Purpose: The purpose of this study was to evaluate serial angiographic outcomes in patients with bifurcation lesions that were treated with two DESs. Methods: From June 2004 to December 2010, 492 consecutive bifurcation lesions were treated with two DESs. We treated 217 lesions using a sirolimus-eluting stent (SES); 58 using a zotarolimus-eluting stent (ZES); 44 using a biolimus-eluting stent (BES); 40 using a everolimus-eluting stent (EES); 19 using a paclitaxel-eluting stent (PES); 66 with SES+BES; 30 with SES+PES; 7 with SES+ZES; 6 with EES+ZES. The bifurcation lesions were located in the left anterior descending coronary artery/diagonal branch (LAD/D) in 178 lesions, left main distal bifurcation (LM) in 192 lesions, left circumflex coronary artery/obtuse marginal branch (LCX/OM) in 65 lesions and right coronary artery (RCA) distal bifurcation in 57 lesions. The T-stenting technique was used to treat 251 bifurcation lesions, and the culotte stenting technique was used to treat 241 lesions. Angiographic follow-up was performed routinely 8 and 20 months after a successful procedure. Angiographic outcomes were compared between the T-stenting technique and the culotte stenting technique. Results: Of 492 lesions, 407 (83%) underwent 8-month follow-up angiography. The incidence of binary restenosis at 8-month follow-up was 22.8% (45/197) for the culotte stenting technique and 19.5% (41/210) for the T-stenting technique (p=0.5).
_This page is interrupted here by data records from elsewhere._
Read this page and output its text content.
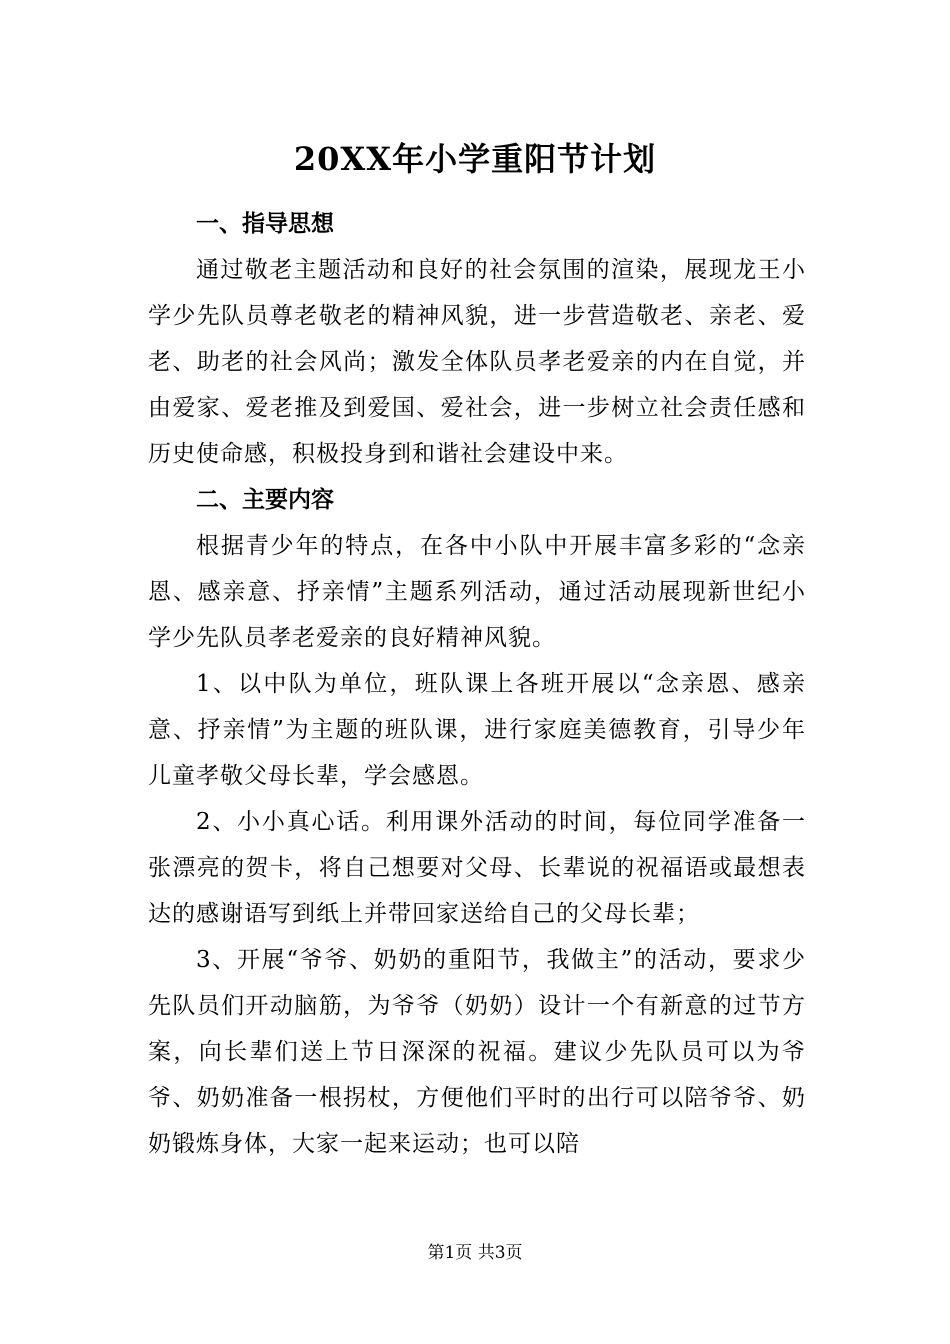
20XX年小学重阳节计划
一、指导思想

通过敬老主题活动和良好的社会氛围的渲染，展现龙王小学少先队员尊老敬老的精神风貌，进一步营造敬老、亲老、爱老、助老的社会风尚；激发全体队员孝老爱亲的内在自觉，并由爱家、爱老推及到爱国、爱社会，进一步树立社会责任感和历史使命感，积极投身到和谐社会建设中来。

二、主要内容

根据青少年的特点，在各中小队中开展丰富多彩的“念亲恩、感亲意、抒亲情”主题系列活动，通过活动展现新世纪小学少先队员孝老爱亲的良好精神风貌。

1、以中队为单位，班队课上各班开展以“念亲恩、感亲意、抒亲情”为主题的班队课，进行家庭美德教育，引导少年儿童孝敬父母长辈，学会感恩。

2、小小真心话。利用课外活动的时间，每位同学准备一张漂亮的贺卡，将自己想要对父母、长辈说的祝福语或最想表达的感谢语写到纸上并带回家送给自己的父母长辈；

3、开展“爷爷、奶奶的重阳节，我做主”的活动，要求少先队员们开动脑筋，为爷爷（奶奶）设计一个有新意的过节方案，向长辈们送上节日深深的祝福。建议少先队员可以为爷爷、奶奶准备一根拐杖，方便他们平时的出行可以陪爷爷、奶奶锻炼身体，大家一起来运动；也可以陪

第1页 共3页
The incidence of target lesion revascularization at 8-month follow-up was 12.2% (24/197) for the culotte stenting technique and 11.0% (23/210) for the T-stenting technique (p=0.8). Twenty-month follow-up angiography was performed in 297 lesions (78% of lesions without restenosis at 8-month follow-up angiography). Late restenosis was observed in 17 lesions (11%) with the T-stenting technique and in 5 lesions (3%) with the culotte stenting technique (p=0.014). The incidence of target lesion revascularization at 20-month follow-up was 1.4% (2/145) for the culotte stenting technique and 6.7% (10/152) for the T-stenting technique (p=0.035). Conclusions: The stenting technique affects the outcomes in patients with bifurcation lesions that are treated with two DESs.